The Afghan Taliban has not accepted Gulbuddin Hekmatyar as a mediator. The US tried for years to bring the Afghan Taliban on board but did not succeed. The QCG largely remained defunct for the same reason - Afghan Taliban refusing talks till US-NATO troops left Afghanistan. But that is not the only reason why the QCG was unsuccessful; US policy in Afghanistan remains ambiguous and China-Pakistan have their own strategic designs in Afghanistan, with Pakistan enlarging her strategic depth in Afghanistan through proxy forces and China backing Pakistan. Interestingly, according to a former DG ISI of Pakistan, US forces killed Mullah Mansour, former Afghan Taliban Chief because he wanted to join the reconciliation process - implying US Doesn't want the QCG to succeed. The US also remains lackadaisical to Pakistan exporting terror to Afghanistan and India. That leaves only Afghanistan within the QCG grouping on the receiving end.
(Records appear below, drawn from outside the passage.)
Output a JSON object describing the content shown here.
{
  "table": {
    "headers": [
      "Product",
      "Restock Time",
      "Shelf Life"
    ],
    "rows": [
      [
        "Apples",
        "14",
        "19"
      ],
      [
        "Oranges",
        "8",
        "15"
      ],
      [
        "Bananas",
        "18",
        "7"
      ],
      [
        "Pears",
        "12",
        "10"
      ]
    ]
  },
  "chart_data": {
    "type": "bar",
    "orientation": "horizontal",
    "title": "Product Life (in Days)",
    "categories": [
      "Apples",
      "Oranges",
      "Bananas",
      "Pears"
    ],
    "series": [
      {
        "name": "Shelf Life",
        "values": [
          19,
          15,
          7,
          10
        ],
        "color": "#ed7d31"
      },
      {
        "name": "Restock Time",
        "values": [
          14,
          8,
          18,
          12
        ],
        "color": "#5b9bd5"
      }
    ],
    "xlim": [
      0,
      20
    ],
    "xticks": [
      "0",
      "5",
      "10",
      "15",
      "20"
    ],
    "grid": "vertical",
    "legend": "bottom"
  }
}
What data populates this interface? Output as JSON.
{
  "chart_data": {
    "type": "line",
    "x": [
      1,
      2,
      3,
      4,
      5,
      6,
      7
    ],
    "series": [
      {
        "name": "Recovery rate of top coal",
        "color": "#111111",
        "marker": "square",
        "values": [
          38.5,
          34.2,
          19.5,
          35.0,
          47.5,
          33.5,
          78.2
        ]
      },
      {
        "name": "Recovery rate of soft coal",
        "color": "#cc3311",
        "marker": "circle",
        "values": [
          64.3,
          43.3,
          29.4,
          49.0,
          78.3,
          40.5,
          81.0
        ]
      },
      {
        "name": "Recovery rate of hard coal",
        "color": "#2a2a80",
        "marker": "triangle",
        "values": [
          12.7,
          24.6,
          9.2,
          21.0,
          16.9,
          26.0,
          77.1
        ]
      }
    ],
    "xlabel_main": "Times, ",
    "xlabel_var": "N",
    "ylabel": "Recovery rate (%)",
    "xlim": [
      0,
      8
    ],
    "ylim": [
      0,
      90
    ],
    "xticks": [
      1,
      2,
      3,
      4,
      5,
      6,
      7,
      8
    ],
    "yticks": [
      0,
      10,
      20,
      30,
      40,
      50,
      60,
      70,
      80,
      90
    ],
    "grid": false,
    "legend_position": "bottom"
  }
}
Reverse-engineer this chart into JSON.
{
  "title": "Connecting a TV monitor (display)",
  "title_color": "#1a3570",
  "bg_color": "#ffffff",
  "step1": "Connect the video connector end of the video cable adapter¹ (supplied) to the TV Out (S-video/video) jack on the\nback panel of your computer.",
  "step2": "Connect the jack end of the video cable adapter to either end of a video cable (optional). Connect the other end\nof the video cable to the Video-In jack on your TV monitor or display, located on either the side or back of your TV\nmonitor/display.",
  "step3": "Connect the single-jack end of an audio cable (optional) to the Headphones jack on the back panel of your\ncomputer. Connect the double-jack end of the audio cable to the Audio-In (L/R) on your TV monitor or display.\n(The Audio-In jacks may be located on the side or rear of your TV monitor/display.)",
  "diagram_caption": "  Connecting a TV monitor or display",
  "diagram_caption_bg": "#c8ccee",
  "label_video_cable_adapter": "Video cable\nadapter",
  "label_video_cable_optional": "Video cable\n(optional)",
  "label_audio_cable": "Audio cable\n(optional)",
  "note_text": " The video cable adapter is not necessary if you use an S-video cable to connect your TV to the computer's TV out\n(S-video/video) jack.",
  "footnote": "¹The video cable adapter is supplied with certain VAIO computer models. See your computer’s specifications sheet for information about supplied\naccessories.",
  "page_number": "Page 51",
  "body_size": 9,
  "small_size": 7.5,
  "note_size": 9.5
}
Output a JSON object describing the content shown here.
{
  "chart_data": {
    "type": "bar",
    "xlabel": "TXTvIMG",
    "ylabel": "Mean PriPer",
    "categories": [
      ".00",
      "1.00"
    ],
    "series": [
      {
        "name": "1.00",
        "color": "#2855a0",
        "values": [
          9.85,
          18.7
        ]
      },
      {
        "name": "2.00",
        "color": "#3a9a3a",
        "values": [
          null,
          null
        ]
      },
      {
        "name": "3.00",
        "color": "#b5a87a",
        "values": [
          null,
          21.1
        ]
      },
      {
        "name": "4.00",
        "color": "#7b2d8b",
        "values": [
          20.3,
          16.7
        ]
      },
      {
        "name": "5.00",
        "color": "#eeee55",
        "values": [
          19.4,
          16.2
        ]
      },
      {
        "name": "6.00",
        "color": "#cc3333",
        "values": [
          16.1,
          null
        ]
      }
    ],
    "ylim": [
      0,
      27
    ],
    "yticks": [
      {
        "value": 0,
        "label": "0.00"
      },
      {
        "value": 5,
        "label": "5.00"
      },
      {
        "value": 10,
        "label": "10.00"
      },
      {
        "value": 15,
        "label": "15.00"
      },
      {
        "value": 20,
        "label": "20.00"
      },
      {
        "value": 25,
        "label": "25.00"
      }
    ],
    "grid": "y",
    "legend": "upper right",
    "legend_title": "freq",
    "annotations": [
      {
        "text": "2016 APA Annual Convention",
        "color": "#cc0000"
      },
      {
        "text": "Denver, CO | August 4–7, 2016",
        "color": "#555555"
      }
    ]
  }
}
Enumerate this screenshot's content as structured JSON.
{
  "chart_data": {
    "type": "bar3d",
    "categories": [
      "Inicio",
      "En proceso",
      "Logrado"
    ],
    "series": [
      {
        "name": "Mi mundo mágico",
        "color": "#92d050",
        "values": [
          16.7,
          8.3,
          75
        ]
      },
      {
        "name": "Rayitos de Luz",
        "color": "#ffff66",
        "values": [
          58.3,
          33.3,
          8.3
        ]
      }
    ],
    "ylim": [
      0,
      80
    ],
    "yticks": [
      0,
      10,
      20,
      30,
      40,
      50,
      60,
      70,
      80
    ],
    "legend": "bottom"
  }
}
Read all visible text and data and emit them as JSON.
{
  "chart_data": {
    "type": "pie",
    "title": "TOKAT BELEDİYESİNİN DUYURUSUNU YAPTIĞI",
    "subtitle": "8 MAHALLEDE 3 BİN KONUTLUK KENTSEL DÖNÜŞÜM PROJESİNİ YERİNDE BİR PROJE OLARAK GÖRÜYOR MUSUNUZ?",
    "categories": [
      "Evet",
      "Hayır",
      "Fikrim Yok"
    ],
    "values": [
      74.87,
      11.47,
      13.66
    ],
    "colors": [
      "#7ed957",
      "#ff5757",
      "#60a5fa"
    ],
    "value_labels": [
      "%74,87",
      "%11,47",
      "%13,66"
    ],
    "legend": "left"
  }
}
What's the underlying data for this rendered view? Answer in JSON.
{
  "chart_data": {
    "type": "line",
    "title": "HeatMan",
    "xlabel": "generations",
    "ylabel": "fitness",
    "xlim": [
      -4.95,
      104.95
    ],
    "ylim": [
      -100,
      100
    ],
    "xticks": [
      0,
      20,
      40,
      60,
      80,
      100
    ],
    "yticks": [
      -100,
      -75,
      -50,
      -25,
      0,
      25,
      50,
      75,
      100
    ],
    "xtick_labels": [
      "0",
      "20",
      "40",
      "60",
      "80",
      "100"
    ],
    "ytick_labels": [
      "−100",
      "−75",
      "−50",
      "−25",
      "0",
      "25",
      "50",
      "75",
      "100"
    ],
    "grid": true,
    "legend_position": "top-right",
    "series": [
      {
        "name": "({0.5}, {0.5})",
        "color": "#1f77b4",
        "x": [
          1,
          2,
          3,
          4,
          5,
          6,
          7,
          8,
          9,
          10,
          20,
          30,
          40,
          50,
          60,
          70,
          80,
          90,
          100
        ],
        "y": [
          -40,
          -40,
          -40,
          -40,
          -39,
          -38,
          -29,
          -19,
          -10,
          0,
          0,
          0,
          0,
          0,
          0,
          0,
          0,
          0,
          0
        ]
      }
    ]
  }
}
To this, end President Ashraf Ghani has no doubts about the insincerity of Pakistan. Pakistani media, therefore, claiming some sort of diplomatic win on the sidelines of the SCO summit is actually laughable. Getting back to the Ashraf Ghani-Nawaz Sharif bilateral meeting in Kazakhstan, Pakistani media says that Nawaz Sharif recounted the human and economic sacrifices made by Pakistan in fighting terrorism in the meeting, which revolved around terrorism-related issues faced by the two neighbouring nations, adding, "Prime Minister Sharif joined President Ghani in condemning the recent terror attacks, especially the wave of violence in Kabul following a truck bomber in [the] centre of the city last week resulting in loss of life and injury of hundreds of people." The report goes on to say PM Sharif reiterated Pakistan's commitment to peace and stability in Afghanistan. He mentioned Pakistan's efforts for peace, stability and economic progress of Afghanistan and in hosting millions of 'brotherly' Afghans who have been residing in Pakistan for the past 37 years.

But most importantly why the QCG amounts to flogging a dead horse is because Pakistan will not stop exporting terrorism. Addressing a peace conference in Kabul on June 6, attended by foreign delegates from about two dozen countries, President Ghani accused Pakistan of instigating an "undeclared war of aggression" against his country after a series of deadly bombings in the capital Kabul in the past week. Afghanistan's National Directorate of Security (NDS) blamed the Taliban-allied Haqqani terrorist network for a bombing outside the diplomatic Green Zone in Kabul. The deadly truck bombing of May 31 was followed by three blasts on June 4 at a funeral attended by senior Afghan politicians, including Chief Executive Officer Abdullah Abdullah, who escaped unharmed. The Kabul government said the funeral was targeted by bombers trained at a seminary by Wahhabi zealots in Pakistan. Terror attacks are continuing in Afghanistan.